By Associated Press - Tuesday, June 28, 2016

NEW ORLEANS (AP) - The first Louisiana dolphin to be released after rescue is doing well in Barataria Bay, the Audubon Nature Institute says.

The young dolphin stranded on Grand Isle in October, and was released in April after blood tests and other exams showed he was healthy.

He was so young that federal and state scientists weren’t sure he could survive on his own. So National Oceanic and Atmospheric Administration scientists required the state and Audubon to monitor him for six weeks after releasing him.

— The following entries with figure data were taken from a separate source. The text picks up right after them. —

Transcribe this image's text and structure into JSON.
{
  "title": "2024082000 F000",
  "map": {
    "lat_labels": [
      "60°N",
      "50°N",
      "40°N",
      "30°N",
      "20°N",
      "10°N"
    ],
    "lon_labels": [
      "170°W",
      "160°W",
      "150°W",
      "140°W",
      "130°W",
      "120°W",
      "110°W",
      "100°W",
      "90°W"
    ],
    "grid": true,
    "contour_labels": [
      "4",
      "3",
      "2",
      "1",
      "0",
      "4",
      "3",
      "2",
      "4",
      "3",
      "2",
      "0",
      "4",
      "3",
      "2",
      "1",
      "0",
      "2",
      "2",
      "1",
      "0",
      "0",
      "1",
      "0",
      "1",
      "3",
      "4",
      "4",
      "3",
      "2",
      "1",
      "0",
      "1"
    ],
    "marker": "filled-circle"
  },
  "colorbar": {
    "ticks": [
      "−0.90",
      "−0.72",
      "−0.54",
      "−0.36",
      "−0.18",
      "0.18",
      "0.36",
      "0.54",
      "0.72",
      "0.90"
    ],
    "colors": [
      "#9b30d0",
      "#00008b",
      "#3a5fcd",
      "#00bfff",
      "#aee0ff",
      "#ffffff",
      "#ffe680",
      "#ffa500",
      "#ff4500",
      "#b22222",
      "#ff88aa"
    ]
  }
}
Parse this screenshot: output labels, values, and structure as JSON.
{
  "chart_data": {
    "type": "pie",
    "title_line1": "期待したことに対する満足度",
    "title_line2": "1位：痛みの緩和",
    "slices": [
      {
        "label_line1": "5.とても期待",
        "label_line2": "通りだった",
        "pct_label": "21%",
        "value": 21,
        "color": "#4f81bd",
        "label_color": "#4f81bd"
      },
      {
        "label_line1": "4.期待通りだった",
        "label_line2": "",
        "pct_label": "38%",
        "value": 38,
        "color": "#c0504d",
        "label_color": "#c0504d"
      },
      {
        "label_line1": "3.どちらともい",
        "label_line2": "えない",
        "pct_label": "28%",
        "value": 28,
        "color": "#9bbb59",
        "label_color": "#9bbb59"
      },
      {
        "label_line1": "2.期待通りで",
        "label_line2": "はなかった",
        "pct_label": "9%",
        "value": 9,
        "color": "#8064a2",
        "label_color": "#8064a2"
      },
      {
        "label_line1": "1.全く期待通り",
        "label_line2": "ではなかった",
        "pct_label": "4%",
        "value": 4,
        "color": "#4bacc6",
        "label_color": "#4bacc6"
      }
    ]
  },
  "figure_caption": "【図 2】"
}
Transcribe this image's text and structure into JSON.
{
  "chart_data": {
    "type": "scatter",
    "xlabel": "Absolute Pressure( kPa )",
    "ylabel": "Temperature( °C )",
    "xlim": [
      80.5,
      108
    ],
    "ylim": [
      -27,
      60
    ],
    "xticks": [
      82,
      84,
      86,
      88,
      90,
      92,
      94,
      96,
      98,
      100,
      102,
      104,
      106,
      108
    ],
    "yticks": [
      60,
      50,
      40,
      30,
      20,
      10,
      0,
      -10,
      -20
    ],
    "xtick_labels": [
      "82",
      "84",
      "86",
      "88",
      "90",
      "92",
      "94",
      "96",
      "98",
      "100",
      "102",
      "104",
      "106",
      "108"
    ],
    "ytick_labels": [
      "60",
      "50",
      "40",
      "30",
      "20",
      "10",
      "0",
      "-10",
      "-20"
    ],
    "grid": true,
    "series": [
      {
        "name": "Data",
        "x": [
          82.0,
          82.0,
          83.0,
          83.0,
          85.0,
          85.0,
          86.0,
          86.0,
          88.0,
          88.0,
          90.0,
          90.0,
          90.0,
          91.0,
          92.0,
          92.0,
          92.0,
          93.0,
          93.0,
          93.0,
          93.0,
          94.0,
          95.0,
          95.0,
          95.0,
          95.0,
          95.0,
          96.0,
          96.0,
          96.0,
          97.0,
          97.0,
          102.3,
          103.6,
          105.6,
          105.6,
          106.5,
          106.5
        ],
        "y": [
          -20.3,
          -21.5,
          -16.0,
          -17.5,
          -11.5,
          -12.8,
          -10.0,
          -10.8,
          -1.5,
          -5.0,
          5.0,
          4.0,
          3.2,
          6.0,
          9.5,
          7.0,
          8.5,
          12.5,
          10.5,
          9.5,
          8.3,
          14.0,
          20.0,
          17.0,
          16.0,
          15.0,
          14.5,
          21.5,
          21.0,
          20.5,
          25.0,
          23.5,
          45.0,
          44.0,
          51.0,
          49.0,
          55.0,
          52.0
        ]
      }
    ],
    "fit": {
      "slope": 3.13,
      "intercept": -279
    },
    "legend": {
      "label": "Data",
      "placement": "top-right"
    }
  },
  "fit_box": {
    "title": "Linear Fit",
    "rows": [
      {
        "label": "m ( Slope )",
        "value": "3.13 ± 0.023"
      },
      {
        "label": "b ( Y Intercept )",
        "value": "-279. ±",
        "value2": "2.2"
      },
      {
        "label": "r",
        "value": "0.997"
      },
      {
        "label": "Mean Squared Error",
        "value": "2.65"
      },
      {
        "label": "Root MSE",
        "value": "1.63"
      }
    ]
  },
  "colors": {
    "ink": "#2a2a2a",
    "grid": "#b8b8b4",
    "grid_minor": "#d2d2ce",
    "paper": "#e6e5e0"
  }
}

“It’s been six weeks and he is doing everything a dolphin should be doing,” Audubon’s stranding and rescue coordinator, Gabriella Vazquez, said in a news release Monday. “Results from monitoring appear to show that he is thriving and has a strong chance to survive in the wild.”

Biologists used two kinds of transmitter tags to locate the dolphin so they could go out in a boat to watch him at least three times a week and see that he was healthy.

The dolphin, dubbed Octavius after the veterinarian who treated him, was about 6 feet 4 inches long when he stranded. Biologists think he’s about 3 years old, but he could be anywhere from 1 to 7 years old, the Louisiana Department of Wildlife and Fisheries said.

He was taken from Grand Isle while the remnants of Hurricane Patricia were lashing the coast, half the island was flooded and nearby Port Fourchon was being evacuated. Scientists believe the storm battered and exhausted Octavius.

Audubon spokeswoman Katie Smith said in April that Octavius was the first dolphin rescued off Louisiana to be released after rehabilitation. Some died. A deaf dolphin and some rescued too young to have learned how to survive are now living at other facilities, she said.